Intervention de Claude Kern

Commission des affaires européennes — Réunion du 9 février 2017 à 8h30
Institutions européennes — Simplification du droit européen : rapport d'information proposition de résolution européenne et avis politique de mm. jean bizet pascal allizard philippe bonnecarrère michel delebarre jean-paul emorine claude kern didier marie daniel raoul et simon sutour

Photo de Claude KernClaude Kern :

Je vous prie d'excuser notre collègue Michel Delebarre, qui est actuellement retenu à Bruxelles. Je le remercie pour sa confiance, puisqu'il m'a demandé de m'exprimer aujourd'hui en notre nom commun, sur la simplification du droit européen dans les domaines de l'énergie et de l'environnement. Nous avons abordé ce vaste champ dans un esprit de critique constructive associant regrets et suggestions.

Les empiètements ou tentatives d'empiètement de la Commission européenne sur les compétences des États membres sont manifestes dans le domaine de l'énergie. S'affranchir des limites explicitement fixées par le traité sur le fonctionnement de l'Union européenne semble une tentation difficilement résistible aux yeux de la Commission, avec plusieurs illustrations frappantes, dont je ne reprendrai que celle relative aux accords intergouvernementaux gaziers.

Sur ce sujet, notre commission a adopté un avis motivé contre les pouvoirs exorbitants du droit de l'Union que la Commission voulait se voir attribuer dans la négociation d'accords intergouvernementaux sur la fourniture de gaz par des États tiers. La Commission européenne voulait même être associée aux discussions... Et un processus identique aurait dû s'appliquer même aux engagements non contraignants, tels que les protocoles d'accord ou de déclaration commune. On croit rêver ! Heureusement, ces dispositions ont soit disparu, soit été largement atténuées. Il n'en reste pas moins que le processus législatif de l'Union serait plus simple et plus rapide s'il ne fallait commencer par éliminer des dispositions contraires à la répartition des compétences entre l'Union et les États membres, tel qu'elle figure dans le traité sur le fonctionnement de l'Union européenne.

La Commission européenne complique parfois l'examen de ces propositions, en négligeant l'esprit de la construction européenne. Je vise notamment la propension à ne pas se contenter d'objectifs communs dont la Commission devrait vérifier qu'ils sont bien poursuivis par chacun des États membres.
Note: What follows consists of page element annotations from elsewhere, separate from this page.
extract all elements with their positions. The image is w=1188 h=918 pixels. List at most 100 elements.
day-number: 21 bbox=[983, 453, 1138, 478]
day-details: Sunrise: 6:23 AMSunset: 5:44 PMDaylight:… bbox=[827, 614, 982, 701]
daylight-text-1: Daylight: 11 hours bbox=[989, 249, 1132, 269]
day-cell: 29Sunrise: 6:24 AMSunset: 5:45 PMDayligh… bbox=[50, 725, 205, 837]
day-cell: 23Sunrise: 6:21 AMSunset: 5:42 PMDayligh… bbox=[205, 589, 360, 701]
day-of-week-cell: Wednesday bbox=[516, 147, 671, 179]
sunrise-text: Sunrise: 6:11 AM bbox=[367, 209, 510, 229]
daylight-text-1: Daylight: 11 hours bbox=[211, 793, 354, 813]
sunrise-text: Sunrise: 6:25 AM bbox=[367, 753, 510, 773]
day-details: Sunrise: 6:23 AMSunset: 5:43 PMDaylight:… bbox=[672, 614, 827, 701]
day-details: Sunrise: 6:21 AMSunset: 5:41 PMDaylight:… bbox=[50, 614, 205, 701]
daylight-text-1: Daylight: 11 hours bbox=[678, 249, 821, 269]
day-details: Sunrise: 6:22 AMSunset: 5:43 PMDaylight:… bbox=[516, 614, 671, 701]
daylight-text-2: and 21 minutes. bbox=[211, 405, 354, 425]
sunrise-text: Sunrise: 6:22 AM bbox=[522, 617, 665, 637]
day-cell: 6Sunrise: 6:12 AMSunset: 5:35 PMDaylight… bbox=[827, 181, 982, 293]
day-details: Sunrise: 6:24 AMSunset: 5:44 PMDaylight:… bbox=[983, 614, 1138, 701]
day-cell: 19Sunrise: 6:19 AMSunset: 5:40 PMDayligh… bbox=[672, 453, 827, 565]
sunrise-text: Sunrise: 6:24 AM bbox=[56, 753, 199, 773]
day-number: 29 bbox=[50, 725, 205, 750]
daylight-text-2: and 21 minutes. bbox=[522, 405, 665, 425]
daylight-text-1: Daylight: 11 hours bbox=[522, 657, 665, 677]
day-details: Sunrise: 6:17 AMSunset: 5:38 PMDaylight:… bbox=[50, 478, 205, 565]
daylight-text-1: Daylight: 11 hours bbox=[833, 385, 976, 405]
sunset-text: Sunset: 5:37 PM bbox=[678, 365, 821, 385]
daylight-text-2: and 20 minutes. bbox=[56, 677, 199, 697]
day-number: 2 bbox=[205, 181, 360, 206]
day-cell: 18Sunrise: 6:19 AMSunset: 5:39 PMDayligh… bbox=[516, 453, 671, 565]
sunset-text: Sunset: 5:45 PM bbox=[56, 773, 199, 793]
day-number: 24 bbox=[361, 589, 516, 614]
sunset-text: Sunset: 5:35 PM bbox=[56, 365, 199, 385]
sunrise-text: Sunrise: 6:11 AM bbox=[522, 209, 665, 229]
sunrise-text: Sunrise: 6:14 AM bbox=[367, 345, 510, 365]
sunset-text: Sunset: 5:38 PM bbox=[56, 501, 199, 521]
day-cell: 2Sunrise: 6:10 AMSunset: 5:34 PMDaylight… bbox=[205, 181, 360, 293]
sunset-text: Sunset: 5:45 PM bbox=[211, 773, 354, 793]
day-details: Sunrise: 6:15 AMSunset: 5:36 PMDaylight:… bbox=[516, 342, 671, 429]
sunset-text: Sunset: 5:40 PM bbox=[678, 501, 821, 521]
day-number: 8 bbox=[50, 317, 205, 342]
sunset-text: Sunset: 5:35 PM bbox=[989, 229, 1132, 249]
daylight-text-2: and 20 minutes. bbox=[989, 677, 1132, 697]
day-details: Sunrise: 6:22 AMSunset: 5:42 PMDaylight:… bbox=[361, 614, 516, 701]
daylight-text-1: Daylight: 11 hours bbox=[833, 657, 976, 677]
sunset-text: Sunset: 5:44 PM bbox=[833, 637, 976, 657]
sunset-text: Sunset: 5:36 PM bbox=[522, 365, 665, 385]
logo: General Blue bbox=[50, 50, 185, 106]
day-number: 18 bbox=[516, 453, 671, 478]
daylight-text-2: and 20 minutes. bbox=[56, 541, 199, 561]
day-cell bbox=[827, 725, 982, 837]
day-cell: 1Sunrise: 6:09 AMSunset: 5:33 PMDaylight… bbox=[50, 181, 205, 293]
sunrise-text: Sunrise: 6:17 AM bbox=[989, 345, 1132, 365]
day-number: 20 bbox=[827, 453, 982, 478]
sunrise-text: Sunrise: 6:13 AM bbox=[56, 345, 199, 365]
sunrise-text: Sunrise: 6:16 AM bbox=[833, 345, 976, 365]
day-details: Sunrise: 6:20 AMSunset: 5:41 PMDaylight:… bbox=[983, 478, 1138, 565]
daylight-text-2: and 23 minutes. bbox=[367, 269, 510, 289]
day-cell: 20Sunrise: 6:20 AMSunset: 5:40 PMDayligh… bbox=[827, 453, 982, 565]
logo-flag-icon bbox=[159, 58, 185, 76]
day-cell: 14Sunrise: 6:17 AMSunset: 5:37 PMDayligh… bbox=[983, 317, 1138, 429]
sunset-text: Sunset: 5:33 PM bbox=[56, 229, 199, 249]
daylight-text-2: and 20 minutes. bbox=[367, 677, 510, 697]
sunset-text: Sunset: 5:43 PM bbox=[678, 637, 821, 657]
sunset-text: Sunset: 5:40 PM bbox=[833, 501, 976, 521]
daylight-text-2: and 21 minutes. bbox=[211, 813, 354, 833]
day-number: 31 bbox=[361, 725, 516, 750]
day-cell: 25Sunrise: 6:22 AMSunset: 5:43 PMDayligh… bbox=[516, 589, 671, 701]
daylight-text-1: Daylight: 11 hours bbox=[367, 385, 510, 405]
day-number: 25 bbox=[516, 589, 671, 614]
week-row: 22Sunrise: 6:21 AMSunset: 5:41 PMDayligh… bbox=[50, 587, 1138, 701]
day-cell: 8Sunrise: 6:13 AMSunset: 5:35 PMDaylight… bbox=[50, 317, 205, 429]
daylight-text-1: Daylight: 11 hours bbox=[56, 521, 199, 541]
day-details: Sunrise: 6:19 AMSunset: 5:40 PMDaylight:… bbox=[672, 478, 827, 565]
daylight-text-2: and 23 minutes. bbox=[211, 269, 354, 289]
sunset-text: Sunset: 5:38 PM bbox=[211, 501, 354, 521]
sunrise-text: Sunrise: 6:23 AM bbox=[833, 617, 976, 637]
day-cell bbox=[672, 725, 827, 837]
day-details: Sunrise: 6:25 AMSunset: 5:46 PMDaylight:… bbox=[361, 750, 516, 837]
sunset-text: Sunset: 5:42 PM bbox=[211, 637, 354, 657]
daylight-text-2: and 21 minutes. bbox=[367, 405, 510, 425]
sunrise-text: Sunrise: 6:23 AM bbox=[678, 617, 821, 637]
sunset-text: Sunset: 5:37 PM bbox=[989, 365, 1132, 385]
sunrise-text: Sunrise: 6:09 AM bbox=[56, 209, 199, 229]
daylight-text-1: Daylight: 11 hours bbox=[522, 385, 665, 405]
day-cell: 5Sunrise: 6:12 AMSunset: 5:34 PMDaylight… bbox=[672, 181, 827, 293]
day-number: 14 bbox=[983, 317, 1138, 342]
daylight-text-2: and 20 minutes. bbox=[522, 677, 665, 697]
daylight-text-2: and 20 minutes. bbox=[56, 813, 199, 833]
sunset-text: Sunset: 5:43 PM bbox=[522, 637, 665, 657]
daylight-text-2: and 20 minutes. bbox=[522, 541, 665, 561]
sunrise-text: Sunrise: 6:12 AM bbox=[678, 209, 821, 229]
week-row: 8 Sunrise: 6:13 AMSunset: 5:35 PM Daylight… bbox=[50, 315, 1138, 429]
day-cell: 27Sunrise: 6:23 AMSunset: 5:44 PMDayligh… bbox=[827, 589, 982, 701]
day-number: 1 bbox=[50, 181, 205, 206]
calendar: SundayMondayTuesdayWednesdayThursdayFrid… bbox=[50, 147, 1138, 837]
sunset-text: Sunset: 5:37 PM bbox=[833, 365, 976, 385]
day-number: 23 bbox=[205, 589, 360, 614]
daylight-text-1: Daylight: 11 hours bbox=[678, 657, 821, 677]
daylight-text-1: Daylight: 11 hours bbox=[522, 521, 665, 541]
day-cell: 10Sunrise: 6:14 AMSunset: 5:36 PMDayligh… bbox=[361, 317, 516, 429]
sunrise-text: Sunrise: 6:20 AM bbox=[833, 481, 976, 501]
Un exemple à la fois manifeste et récent est fourni par la proposition de règlement sur la préparation au risque dans le secteur de l'électricité. Présentée dans le cadre du paquet « Énergie propre pour tous », cette proposition de règlement est motivée aux yeux de la Commission européenne par le fait que la directive du 18 janvier 2006 « se borne à fixer des objectifs généraux en matière de sécurité d'approvisionnement et laisse aux États membres le soin de décider comment les atteindre. Ainsi, la réglementation autorise les États membres à prendre des « mesures de sauvegarde » en cas de crise, mais ne précise pas comment ils devraient s'y préparer et gérer ». En d'autres termes, un nouveau texte est proposé précisément parce que les dispositions applicables paraissent conformes au principe de la construction européenne, à savoir des objectifs harmonisés, mais pas ou peu de dispositifs uniformisés.

La seule exception peut concerner des obligations dont le respect à l'identique est indispensable pour éviter toute distorsion de concurrence. On la rencontre plutôt dans le domaine de l'environnement, ce qui ne justifie d'ailleurs pas l'adoption de textes absurdes. Cesser de perdre du temps à expertiser une nouvelle fois ce que l'on connaît déjà parfaitement, pour pérenniser une dérogation inévitable, serait une authentique simplification. Vous vous rappelez sans doute la présentation, faite ici même par notre collègue René Danesi, de la reconduction de l'exemption qui autorise pendant cinq ans l'utilisation de plomb pour la fabrication des lustres en cristal. Les caractéristiques chimiques des éléments ne changent pas tous les cinq ans, non plus que celles du cristal, dont la principale pour ce qui nous occupe est de piéger l'oxyde de plomb dans le verre. Pourtant, le droit de l'Union impose de procéder tous les cinq ans à une expertise scientifique aux résultats répétitifs, puis à une consultation du public dépourvue de tout suspense. En conclusion, je ferai mienne l'opinion de M. Danesi, qui évoquait « un voyage en Absurdie ».

J'espère que ces trois orientations apporteront leur pierre à l'édification d'une Union européenne plus intelligible par chacun et surtout plus proche des citoyens.